During spring/summer 2004, the structural breaks led to post-break trend decreases in the use of restraints and the presence of semen. The use of ligatures and blunt weapons also showed statistically significant decreases, but the magnitude of these changes was not enough to impact the overall trend of the post-break trends. Spring/summer 2005 had structural breaks indicating decreases in “non-violence”, outdoor crime scenes, and the release scene being the victim’s residence. However, only the increase presence of violence led to a change in the direction of the post-break trend. Spring/summer 2006 exhibits increases in the post-break trend of the use of a knife, surprise, and injured victims.

The next “set” of changes to modus operandi occurred in spring/summer/fall of 2015—changes occurred in the intervening years, but in a relatively isolated manner. In 2015, there were overall decreases in the use of the offender’s residence, acting on the victim, and acts of sadism—the latter, however, did exhibit a notable jump at the time of a break before it subsequently decreased. But there were also increases in weapons, stabbing/cutting, and the presence of physical resistance that led to increasing post-break trends. There are also a number of changes in 2016, but all but one of those modus operandi changes led to decreasing post-break trends. Lastly, verbal, resistance and anal intercourse had no significant changes in participations.

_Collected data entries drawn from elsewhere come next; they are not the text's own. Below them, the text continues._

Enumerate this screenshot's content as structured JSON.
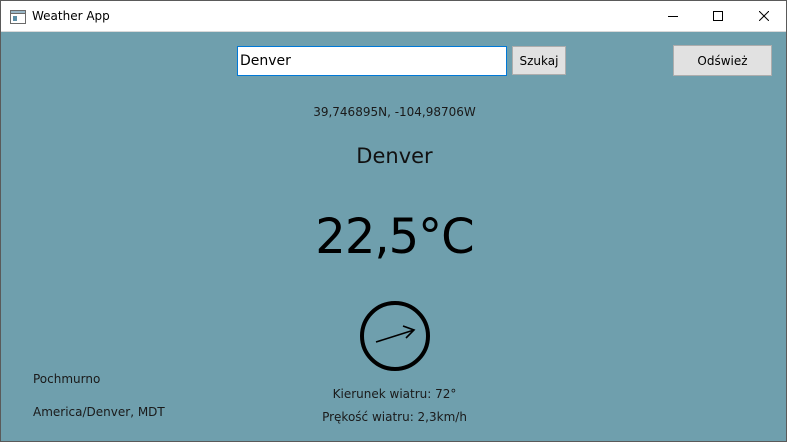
{
  "window": {
    "title": "Weather App",
    "icon": "app-window-icon",
    "controls": [
      "minimize-icon",
      "maximize-icon",
      "close-icon"
    ]
  },
  "search": {
    "value": "Denver",
    "button_label": "Szukaj"
  },
  "toolbar": {
    "refresh_label": "Odśwież"
  },
  "weather": {
    "coordinates": "39,746895N, -104,98706W",
    "city": "Denver",
    "temperature": "22,5°C",
    "wind_direction_deg": 72,
    "wind_direction_text": "Kierunek wiatru: 72°",
    "wind_speed_text": "Prękość wiatru: 2,3km/h",
    "condition": "Pochmurno",
    "timezone": "America/Denver, MDT"
  },
  "colors": {
    "background": "#6f9fad",
    "input_focus_border": "#0078d7",
    "button_face": "#e1e1e1"
  }
}
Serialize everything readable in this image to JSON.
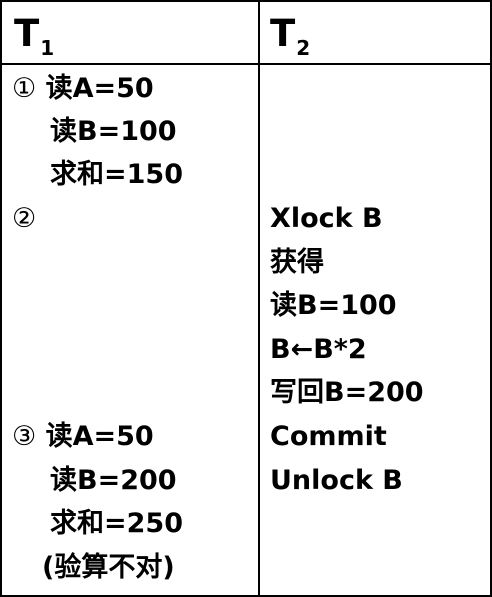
{
  "headers": {
    "t1_main": "T",
    "t1_sub": "1",
    "t2_main": "T",
    "t2_sub": "2"
  },
  "left": [
    {
      "marker": "①",
      "text": "读A=50"
    },
    {
      "text": "读B=100"
    },
    {
      "text": "求和=150"
    },
    {
      "marker": "②"
    },
    {
      "marker": "③",
      "text": "读A=50"
    },
    {
      "text": "读B=200"
    },
    {
      "text": "求和=250"
    },
    {
      "text": "(验算不对)"
    }
  ],
  "right": [
    "Xlock B",
    "获得",
    "读B=100",
    "B←B*2",
    "写回B=200",
    "Commit",
    "Unlock B"
  ]
}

Overall, the results show that there are changes in the counts of modus operandi but not the participations in the modus operandi because participations better account for the overall decrease in sexual assaults reported to the police. There are statistically significant changes for participations as well, but the magnitude of those changes are not large enough to exhibit much, if any, change over time.

Discussion and Conclusion

This study tests whether the modus operandi of individuals having committed a sexual assault on female strangers has changed over time. More specifically, it examines any changes in modus operandi in both absolute and relative frequency. In order to avoid the potential biases associated with a decrease in the number of sexual assaults being committed, an additional measure of modus operandi – the participation – has been used. Similar to the concept of participations in the co-offending literature (Andresen & Felson, 2012a; 2012b), by measuring specifically the percentage of participations in a specific modus operandi behavior, we can better identify changes in the modus operandi of offenders even when the overall frequency of events is decreasing over time.

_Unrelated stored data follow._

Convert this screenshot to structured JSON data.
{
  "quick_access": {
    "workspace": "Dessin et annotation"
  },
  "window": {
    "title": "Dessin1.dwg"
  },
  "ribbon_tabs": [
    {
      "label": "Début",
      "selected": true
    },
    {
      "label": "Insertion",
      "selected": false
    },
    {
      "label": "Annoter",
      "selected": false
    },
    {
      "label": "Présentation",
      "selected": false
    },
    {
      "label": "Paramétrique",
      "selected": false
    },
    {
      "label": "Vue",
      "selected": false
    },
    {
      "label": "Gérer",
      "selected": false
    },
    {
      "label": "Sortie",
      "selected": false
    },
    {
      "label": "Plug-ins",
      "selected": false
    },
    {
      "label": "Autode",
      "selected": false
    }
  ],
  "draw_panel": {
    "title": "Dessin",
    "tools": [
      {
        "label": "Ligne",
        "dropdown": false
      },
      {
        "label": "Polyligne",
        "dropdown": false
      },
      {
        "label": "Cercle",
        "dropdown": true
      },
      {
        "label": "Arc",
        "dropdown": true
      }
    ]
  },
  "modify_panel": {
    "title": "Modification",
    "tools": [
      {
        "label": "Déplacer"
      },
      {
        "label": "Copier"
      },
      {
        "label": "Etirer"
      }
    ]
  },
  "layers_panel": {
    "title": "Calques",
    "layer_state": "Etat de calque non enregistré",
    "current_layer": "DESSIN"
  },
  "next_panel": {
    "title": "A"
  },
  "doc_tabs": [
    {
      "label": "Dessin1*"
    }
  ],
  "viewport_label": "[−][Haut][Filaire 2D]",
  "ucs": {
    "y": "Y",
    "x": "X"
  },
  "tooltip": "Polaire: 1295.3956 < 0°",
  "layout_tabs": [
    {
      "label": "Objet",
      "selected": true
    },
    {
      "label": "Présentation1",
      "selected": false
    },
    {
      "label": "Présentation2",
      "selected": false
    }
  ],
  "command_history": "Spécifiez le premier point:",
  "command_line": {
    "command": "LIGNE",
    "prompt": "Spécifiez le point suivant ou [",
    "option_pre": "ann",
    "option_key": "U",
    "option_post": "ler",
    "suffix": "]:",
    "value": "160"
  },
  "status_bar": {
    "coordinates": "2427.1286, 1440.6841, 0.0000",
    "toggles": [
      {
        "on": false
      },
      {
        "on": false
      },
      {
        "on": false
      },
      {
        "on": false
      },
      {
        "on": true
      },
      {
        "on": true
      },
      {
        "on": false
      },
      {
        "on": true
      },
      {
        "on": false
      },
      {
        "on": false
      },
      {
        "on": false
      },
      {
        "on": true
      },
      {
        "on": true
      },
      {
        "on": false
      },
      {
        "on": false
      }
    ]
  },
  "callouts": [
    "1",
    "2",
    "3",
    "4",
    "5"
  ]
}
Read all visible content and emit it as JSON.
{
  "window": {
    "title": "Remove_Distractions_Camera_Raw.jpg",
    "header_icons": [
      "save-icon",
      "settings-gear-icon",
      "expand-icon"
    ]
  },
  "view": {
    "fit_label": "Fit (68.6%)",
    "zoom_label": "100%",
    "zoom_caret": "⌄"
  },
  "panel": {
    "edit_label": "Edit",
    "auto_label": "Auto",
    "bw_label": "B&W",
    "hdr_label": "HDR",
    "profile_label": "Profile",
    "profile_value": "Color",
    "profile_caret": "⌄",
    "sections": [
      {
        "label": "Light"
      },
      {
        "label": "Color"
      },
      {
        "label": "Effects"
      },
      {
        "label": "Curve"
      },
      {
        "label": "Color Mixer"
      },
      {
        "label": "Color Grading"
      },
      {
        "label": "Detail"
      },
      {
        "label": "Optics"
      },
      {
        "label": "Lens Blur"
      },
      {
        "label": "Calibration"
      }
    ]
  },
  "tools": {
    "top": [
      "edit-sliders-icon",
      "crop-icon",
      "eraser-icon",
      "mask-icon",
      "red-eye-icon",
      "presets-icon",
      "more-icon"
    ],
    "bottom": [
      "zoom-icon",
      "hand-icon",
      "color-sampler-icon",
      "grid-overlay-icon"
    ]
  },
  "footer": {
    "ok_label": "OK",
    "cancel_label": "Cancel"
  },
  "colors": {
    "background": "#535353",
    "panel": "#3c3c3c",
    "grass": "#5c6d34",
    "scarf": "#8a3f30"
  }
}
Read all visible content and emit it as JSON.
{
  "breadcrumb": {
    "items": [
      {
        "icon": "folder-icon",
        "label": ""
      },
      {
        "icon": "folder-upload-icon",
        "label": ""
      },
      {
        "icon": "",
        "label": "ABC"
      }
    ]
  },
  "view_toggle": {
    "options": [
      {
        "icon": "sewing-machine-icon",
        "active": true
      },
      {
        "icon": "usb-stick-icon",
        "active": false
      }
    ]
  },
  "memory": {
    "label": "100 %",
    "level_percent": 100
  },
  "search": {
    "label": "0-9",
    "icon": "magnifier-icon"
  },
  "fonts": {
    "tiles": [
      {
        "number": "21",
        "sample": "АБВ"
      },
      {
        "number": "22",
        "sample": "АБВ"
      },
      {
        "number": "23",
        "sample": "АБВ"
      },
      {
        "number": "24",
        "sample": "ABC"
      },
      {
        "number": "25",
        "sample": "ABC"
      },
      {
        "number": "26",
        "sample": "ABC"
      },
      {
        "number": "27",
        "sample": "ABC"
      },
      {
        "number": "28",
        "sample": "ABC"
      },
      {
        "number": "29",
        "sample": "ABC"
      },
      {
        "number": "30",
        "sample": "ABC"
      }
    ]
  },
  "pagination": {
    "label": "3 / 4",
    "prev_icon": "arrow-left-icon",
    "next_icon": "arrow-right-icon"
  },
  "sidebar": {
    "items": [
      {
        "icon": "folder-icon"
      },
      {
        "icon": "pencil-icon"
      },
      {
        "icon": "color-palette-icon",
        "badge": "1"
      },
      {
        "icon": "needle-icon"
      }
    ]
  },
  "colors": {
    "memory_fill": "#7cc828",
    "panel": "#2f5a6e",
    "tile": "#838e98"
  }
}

As shown in the literature review, there is no single theory explaining the change – or lack thereof – in the modus operandi of criminals, let alone individuals who have committed sexual crimes. Instead, when drawing from various sources in criminology, there seems to be a consensus congruent with most people’s expectations that the modus operandi of criminals should change and adapt to the new reality, at least to avoid police detection. Whether it is for social changes (Cohen & Felson, 1979), restrictive deterrence (Jacobs, 1996a; 1996b), the CSI hypothesis (Cole & Dioso-Villa, 2007), or even due to the improvement in criminal investigation practices (e.g., Beaver, 2010), all imply or directly suggest that the modus operandi of a criminal should have changed over time. Yet, our findings suggest the opposite.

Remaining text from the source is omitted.